Kursschwankungen können unheilvoll wirken, manchmal sind sie es sogar. Aber in den meisten aller Fälle sind sie etwas, das einem kein Kopfzerbrechen bereiten sollte. Deswegen ist blinder Aktionismus meist ein Fehler. Statt bei kleinsten vermeintlichen Anzeichen in rege Betriebsamkeit zu verfallen und auf Teufel komm raus umzuschichten, ist Gelassenheit und Ruhe empfehlenswert. Hektik ist kein guter Ratgeber, zumal er mit der Angst verwandt ist, die ebenfalls nicht zu überlegtem Handeln führt.

Fehler Nummer 4: Zu viel Vertrauen in Götter in Weiß ohne Kittel

Sagt ein Arzt etwas zu uns, glauben wir ihm in der Regel, er wird schon wissen, was er sagt. Mit sogenannten Finanzexperten gehen wir ähnlich um. Sagen die uns, wir sollen auf dieses oder jenes Finanzprodukt setzen, neigen wir dazu, diese Empfehlung gleich in Stein zu meißeln. Doch das kann ein Fehler sein, denn die Beweggründe für die Schwärmereien sind nicht immer die ausgezeichneten Produkte, sondern oft nur eigene Interessen.

Fehler Nummer 5: Zu langer Atem

Inzwischen hat sich zwar herumgesprochen, dass es nicht klug ist, auf Kursschwankungen zu schnell zu reagieren und Papiere abzustoßen.

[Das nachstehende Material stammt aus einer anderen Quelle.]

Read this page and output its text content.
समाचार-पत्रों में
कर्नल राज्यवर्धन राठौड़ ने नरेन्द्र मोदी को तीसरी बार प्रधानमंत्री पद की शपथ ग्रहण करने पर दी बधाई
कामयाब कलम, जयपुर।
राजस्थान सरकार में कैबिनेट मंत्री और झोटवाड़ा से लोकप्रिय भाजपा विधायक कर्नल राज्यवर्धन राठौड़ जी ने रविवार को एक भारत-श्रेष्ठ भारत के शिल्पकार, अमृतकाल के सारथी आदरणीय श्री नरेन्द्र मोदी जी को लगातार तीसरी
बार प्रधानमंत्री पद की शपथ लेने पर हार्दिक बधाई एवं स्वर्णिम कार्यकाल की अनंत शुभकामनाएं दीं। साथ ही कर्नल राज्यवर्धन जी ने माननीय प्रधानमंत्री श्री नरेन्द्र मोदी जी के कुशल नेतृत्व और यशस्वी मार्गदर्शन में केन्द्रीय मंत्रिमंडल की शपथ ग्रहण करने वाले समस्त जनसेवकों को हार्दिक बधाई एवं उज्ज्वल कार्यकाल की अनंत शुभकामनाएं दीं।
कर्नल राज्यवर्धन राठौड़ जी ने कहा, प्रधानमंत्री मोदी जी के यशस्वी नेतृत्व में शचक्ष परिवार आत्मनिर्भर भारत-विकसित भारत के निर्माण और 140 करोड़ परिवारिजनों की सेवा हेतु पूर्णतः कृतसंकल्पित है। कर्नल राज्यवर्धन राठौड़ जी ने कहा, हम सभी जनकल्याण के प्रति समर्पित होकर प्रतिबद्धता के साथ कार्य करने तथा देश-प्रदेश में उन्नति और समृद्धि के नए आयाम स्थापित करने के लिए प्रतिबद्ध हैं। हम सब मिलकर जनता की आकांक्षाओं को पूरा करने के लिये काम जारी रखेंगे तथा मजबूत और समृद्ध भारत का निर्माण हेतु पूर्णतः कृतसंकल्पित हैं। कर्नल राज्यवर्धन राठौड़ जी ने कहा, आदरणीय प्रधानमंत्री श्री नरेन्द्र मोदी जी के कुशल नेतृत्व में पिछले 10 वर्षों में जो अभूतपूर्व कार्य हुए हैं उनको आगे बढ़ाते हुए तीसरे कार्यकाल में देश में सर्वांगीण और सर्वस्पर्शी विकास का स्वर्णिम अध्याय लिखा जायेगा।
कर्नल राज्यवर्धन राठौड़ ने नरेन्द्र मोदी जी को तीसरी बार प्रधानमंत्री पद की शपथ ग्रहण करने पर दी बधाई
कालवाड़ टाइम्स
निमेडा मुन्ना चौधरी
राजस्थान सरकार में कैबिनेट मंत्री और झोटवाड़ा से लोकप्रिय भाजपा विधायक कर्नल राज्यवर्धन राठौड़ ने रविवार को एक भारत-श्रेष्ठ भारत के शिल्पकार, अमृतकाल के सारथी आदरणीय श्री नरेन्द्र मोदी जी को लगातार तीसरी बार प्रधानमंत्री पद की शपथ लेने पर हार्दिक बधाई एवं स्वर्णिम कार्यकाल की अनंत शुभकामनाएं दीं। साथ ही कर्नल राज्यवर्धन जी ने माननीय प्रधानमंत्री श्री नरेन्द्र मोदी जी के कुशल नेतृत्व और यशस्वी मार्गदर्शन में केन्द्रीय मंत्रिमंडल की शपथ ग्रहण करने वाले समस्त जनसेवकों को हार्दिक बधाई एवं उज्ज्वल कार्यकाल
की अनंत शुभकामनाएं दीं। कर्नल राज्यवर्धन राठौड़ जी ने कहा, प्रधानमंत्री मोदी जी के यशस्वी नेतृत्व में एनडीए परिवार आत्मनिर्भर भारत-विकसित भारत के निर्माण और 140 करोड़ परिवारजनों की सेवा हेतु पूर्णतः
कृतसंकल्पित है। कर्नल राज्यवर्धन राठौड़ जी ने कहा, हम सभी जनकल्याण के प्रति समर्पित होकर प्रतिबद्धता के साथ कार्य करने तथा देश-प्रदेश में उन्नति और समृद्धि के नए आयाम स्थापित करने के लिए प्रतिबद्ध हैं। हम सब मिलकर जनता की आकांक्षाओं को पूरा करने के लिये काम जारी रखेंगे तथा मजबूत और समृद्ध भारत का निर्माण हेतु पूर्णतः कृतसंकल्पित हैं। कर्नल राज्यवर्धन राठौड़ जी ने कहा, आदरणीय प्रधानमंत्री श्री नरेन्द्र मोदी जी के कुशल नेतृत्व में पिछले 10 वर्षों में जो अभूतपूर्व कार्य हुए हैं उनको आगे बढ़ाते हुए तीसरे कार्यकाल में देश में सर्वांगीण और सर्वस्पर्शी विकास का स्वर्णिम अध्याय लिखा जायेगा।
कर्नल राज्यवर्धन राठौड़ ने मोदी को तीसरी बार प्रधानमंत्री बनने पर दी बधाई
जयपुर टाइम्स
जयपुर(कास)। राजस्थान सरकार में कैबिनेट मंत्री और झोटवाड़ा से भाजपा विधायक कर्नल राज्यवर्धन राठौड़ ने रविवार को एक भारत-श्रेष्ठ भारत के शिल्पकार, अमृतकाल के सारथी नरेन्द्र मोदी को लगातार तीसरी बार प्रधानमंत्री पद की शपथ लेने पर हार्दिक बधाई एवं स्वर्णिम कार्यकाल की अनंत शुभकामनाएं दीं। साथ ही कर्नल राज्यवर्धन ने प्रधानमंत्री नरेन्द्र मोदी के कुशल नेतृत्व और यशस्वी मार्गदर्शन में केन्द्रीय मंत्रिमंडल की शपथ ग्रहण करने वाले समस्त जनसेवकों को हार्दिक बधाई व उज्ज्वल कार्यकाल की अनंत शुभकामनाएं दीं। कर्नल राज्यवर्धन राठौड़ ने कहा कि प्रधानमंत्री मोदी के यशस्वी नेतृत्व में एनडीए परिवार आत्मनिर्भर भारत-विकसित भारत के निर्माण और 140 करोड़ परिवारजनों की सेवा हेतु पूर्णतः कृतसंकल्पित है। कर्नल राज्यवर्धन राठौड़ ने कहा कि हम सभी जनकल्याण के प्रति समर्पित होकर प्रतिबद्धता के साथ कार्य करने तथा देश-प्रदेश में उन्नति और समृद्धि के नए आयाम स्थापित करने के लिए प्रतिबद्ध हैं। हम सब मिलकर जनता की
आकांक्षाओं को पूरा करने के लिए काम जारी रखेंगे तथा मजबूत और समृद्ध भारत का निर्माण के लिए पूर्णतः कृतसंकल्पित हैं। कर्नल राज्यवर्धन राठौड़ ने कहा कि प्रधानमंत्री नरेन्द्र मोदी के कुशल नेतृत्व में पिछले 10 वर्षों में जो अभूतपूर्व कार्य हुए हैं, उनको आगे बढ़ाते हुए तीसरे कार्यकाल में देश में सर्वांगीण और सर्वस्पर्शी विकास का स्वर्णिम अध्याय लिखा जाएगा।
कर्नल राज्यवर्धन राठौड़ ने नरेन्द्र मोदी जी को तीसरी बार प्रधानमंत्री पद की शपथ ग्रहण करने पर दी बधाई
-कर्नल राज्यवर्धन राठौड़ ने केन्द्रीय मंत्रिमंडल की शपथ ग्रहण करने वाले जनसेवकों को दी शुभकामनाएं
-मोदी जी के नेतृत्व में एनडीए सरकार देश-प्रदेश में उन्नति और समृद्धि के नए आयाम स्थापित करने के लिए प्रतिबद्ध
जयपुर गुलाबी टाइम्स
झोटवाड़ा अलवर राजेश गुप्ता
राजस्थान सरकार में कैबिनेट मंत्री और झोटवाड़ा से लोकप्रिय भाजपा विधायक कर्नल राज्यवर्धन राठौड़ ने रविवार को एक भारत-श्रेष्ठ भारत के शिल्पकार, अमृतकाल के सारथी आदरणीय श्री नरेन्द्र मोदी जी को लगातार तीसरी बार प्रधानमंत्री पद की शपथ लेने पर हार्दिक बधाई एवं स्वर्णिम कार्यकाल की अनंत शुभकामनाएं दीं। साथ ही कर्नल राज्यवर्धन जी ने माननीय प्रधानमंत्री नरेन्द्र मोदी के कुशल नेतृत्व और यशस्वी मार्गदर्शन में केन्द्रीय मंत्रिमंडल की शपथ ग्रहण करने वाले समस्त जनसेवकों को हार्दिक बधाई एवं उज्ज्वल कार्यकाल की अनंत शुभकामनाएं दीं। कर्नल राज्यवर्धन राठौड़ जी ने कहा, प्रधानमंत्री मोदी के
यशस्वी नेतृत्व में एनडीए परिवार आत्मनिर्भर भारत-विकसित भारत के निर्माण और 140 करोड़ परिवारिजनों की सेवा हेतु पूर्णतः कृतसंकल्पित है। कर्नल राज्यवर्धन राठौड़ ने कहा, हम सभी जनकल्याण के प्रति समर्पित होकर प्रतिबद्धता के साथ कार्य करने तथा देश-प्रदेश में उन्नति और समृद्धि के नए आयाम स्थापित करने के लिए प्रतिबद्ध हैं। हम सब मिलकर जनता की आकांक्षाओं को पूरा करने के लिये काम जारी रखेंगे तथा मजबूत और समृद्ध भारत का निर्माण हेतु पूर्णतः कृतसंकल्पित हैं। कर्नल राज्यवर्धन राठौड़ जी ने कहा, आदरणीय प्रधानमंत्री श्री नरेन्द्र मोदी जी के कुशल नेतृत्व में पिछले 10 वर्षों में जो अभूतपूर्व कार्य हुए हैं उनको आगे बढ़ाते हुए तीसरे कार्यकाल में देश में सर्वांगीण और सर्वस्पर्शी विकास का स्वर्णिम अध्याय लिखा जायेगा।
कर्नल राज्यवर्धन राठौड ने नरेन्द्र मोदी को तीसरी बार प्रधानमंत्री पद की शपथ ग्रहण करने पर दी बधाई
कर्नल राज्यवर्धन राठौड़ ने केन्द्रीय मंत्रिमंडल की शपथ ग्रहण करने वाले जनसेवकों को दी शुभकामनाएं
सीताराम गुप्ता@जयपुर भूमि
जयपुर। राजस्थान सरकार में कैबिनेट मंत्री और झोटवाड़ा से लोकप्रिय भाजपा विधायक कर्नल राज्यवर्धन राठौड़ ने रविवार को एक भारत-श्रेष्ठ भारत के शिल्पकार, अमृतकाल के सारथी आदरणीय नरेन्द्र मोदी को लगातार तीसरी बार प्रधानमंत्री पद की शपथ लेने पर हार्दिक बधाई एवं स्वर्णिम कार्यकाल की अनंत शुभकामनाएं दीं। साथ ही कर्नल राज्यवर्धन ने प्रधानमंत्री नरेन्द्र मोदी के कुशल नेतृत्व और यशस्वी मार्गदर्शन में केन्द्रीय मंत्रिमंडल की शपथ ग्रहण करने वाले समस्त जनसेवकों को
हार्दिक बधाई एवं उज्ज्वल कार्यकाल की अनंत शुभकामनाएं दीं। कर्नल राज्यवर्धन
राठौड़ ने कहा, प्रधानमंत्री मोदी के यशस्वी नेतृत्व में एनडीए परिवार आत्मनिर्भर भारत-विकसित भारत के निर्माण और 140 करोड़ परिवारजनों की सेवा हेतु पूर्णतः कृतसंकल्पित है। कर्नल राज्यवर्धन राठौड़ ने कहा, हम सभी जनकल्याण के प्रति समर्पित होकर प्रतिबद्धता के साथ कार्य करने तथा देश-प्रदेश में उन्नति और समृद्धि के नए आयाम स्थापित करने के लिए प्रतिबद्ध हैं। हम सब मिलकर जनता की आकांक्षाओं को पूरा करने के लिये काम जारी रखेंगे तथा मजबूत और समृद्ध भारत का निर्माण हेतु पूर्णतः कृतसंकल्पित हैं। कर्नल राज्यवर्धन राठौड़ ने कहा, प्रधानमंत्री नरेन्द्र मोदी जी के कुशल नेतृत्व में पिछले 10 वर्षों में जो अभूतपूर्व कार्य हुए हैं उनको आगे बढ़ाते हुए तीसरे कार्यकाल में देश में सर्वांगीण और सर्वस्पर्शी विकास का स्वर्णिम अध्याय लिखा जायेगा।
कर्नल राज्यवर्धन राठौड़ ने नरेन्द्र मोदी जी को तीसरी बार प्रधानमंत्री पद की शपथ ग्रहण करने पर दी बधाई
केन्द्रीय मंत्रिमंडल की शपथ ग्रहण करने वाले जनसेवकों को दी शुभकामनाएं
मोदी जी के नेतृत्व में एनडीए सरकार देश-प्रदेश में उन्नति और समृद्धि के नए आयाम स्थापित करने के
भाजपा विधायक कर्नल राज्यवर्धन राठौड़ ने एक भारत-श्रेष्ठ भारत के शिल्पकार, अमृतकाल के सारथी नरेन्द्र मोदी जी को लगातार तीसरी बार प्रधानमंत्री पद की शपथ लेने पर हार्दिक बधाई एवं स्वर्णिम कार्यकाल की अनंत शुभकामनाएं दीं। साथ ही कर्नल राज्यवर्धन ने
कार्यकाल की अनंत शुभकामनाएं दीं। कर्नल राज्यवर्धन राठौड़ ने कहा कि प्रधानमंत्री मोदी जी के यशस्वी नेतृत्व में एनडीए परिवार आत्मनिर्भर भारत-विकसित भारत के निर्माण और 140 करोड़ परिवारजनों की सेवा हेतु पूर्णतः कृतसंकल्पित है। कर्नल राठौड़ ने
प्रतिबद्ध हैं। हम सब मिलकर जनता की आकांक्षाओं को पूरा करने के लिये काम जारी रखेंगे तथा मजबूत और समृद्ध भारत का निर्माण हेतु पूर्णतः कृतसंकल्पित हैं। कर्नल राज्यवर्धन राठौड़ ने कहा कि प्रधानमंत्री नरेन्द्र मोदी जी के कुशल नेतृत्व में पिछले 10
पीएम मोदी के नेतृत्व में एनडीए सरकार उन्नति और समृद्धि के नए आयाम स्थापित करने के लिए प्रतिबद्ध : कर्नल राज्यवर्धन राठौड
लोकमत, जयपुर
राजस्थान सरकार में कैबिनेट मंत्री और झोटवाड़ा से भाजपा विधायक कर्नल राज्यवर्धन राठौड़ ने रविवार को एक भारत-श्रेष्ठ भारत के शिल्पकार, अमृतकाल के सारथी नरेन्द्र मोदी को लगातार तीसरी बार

Auf der anderen Seite bedeutet das aber nicht, dass man ein totes Pferd reiten muss. Zuweilen ist es eben einfach so: Ein Finanzprodukt entwickelt sich schlecht, und es ist nicht abzusehen, dass sich das wieder ändert. In diesem Fall muss es weg.

Sinnvoll ist unabhängiger Rat von Beratern, die nicht an Gesellschaften, Versicherungen oder Banken gebunden sind.